Corte di Cassazione, sezione 2, sentenza 12 dicembre 1988, n. 6740
"A configurare il possesso enfiteutico ad usucapionem, oltre al pagamento del canone, non è necessaria l'esecuzione di radicali innovazioni sul fondo, essendo sufficiente l'apporto di miglioramenti che ne accrescano il valore, (nella specie impianto di un vigneto)".
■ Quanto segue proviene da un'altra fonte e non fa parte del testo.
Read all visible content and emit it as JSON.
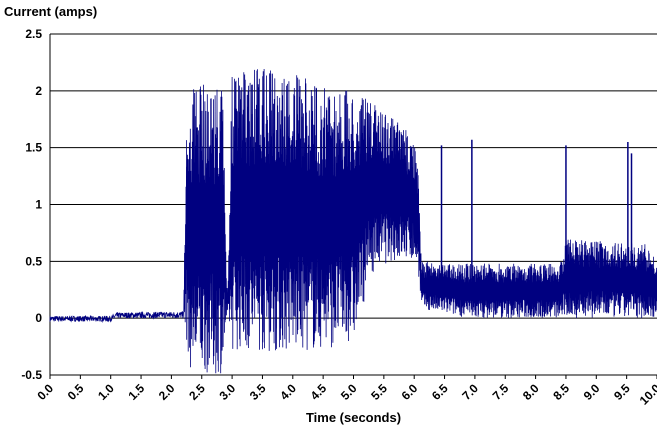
{
  "chart_data": {
    "type": "line",
    "title": "Current (amps)",
    "xlabel": "Time (seconds)",
    "ylabel": "Current (amps)",
    "xlim": [
      0.0,
      10.0
    ],
    "ylim": [
      -0.5,
      2.5
    ],
    "x_ticks": [
      "0.0",
      "0.5",
      "1.0",
      "1.5",
      "2.0",
      "2.5",
      "3.0",
      "3.5",
      "4.0",
      "4.5",
      "5.0",
      "5.5",
      "6.0",
      "6.5",
      "7.0",
      "7.5",
      "8.0",
      "8.5",
      "9.0",
      "9.5",
      "10.0"
    ],
    "y_ticks": [
      "-0.5",
      "0",
      "0.5",
      "1",
      "1.5",
      "2",
      "2.5"
    ],
    "grid": "horizontal",
    "series_color": "#000080",
    "envelope": [
      {
        "x": 0.0,
        "low": -0.03,
        "high": 0.02
      },
      {
        "x": 1.0,
        "low": -0.03,
        "high": 0.02
      },
      {
        "x": 1.1,
        "low": 0.0,
        "high": 0.05
      },
      {
        "x": 2.2,
        "low": 0.0,
        "high": 0.06
      },
      {
        "x": 2.25,
        "low": -0.2,
        "high": 1.85
      },
      {
        "x": 2.3,
        "low": -0.45,
        "high": 2.05
      },
      {
        "x": 2.7,
        "low": -0.5,
        "high": 2.08
      },
      {
        "x": 2.85,
        "low": -0.48,
        "high": 2.05
      },
      {
        "x": 2.92,
        "low": 0.05,
        "high": 0.08
      },
      {
        "x": 3.0,
        "low": -0.28,
        "high": 2.15
      },
      {
        "x": 3.5,
        "low": -0.3,
        "high": 2.2
      },
      {
        "x": 4.0,
        "low": -0.3,
        "high": 2.15
      },
      {
        "x": 4.5,
        "low": -0.28,
        "high": 2.05
      },
      {
        "x": 5.0,
        "low": -0.2,
        "high": 2.0
      },
      {
        "x": 5.3,
        "low": 0.4,
        "high": 1.9
      },
      {
        "x": 5.6,
        "low": 0.5,
        "high": 1.8
      },
      {
        "x": 6.0,
        "low": 0.5,
        "high": 1.6
      },
      {
        "x": 6.07,
        "low": 0.4,
        "high": 1.25
      },
      {
        "x": 6.12,
        "low": 0.08,
        "high": 0.5
      },
      {
        "x": 6.9,
        "low": 0.0,
        "high": 0.48
      },
      {
        "x": 8.4,
        "low": 0.0,
        "high": 0.48
      },
      {
        "x": 8.5,
        "low": 0.0,
        "high": 0.7
      },
      {
        "x": 9.8,
        "low": 0.0,
        "high": 0.65
      },
      {
        "x": 10.0,
        "low": 0.0,
        "high": 0.5
      }
    ],
    "spikes": [
      {
        "x": 6.45,
        "peak": 1.52
      },
      {
        "x": 6.95,
        "peak": 1.57
      },
      {
        "x": 8.5,
        "peak": 1.52
      },
      {
        "x": 9.52,
        "peak": 1.55
      },
      {
        "x": 9.58,
        "peak": 1.45
      }
    ]
  }
}
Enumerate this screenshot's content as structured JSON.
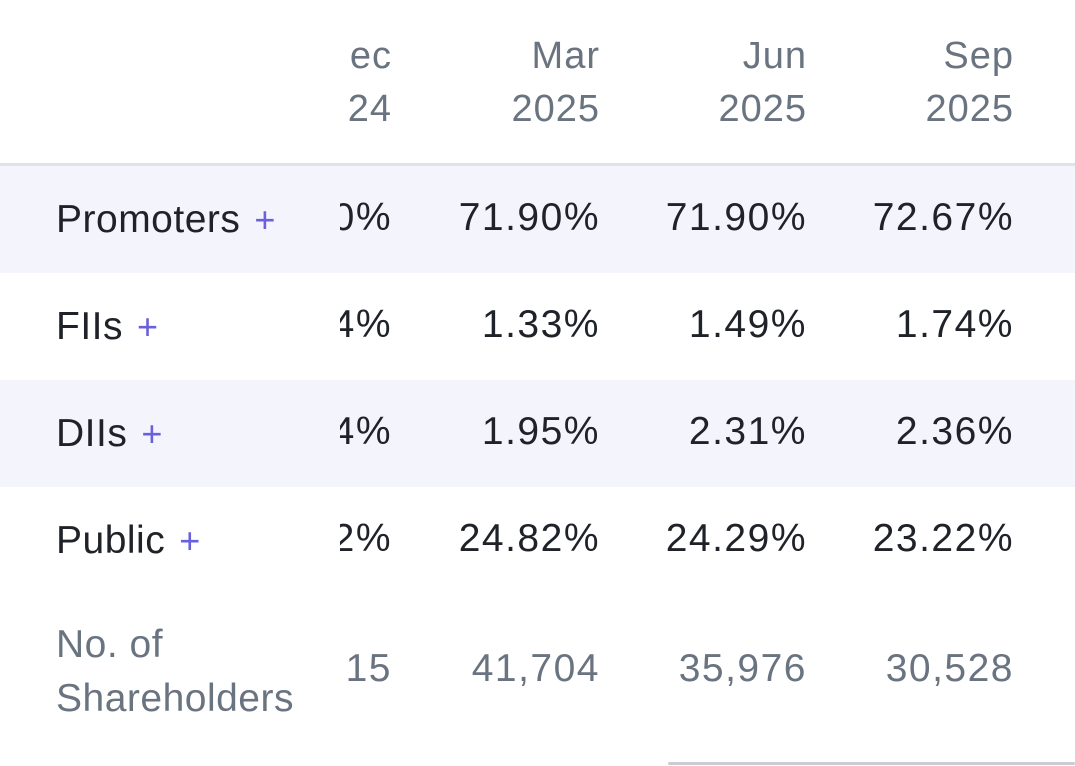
{
  "columns": [
    {
      "month": "ec",
      "year": "24"
    },
    {
      "month": "Mar",
      "year": "2025"
    },
    {
      "month": "Jun",
      "year": "2025"
    },
    {
      "month": "Sep",
      "year": "2025"
    }
  ],
  "rows": [
    {
      "label": "Promoters",
      "expand": "+",
      "values": [
        "0%",
        "71.90%",
        "71.90%",
        "72.67%"
      ]
    },
    {
      "label": "FIIs",
      "expand": "+",
      "values": [
        "4%",
        "1.33%",
        "1.49%",
        "1.74%"
      ]
    },
    {
      "label": "DIIs",
      "expand": "+",
      "values": [
        "4%",
        "1.95%",
        "2.31%",
        "2.36%"
      ]
    },
    {
      "label": "Public",
      "expand": "+",
      "values": [
        "2%",
        "24.82%",
        "24.29%",
        "23.22%"
      ]
    }
  ],
  "shareholders": {
    "label_line1": "No. of",
    "label_line2": "Shareholders",
    "values": [
      "15",
      "41,704",
      "35,976",
      "30,528"
    ]
  },
  "colors": {
    "accent": "#6a5fdc",
    "shaded_row": "#f4f5fc",
    "muted_text": "#6a7480",
    "divider": "#dde3ea"
  }
}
Corte di Cassazione, sezione U, sentenza 11 febbraio 1982, n. 838
"La devoluzione al giudice ordinario della domanda, con la quale il privato, deducendo la propria pregressa qualità di enfiteuta di un fondo del patrimonio disponibile di un comune, chieda la corresponsione di un indennizzo per migliorie, non trova deroga, in favore della giurisdizione del commissario per la liquidazione degli usi civici, per il solo fatto che il comune contesti la pretesa attrice invocando l'appartenenza di detto terreno al demanio di uso civico, ovvero chieda riconvenzionalmente la restituzione dei frutti percetti, atteso che tale deduzione implica indagini sulla "qualitas soli" solo in via incidentale, al fine del riconoscimento o meno di un diritto di credito, e che inoltre quella richiesta riconvenzionale non si pone come accessoria rispetto ad una domanda di rivendicazione di terre di uso civico".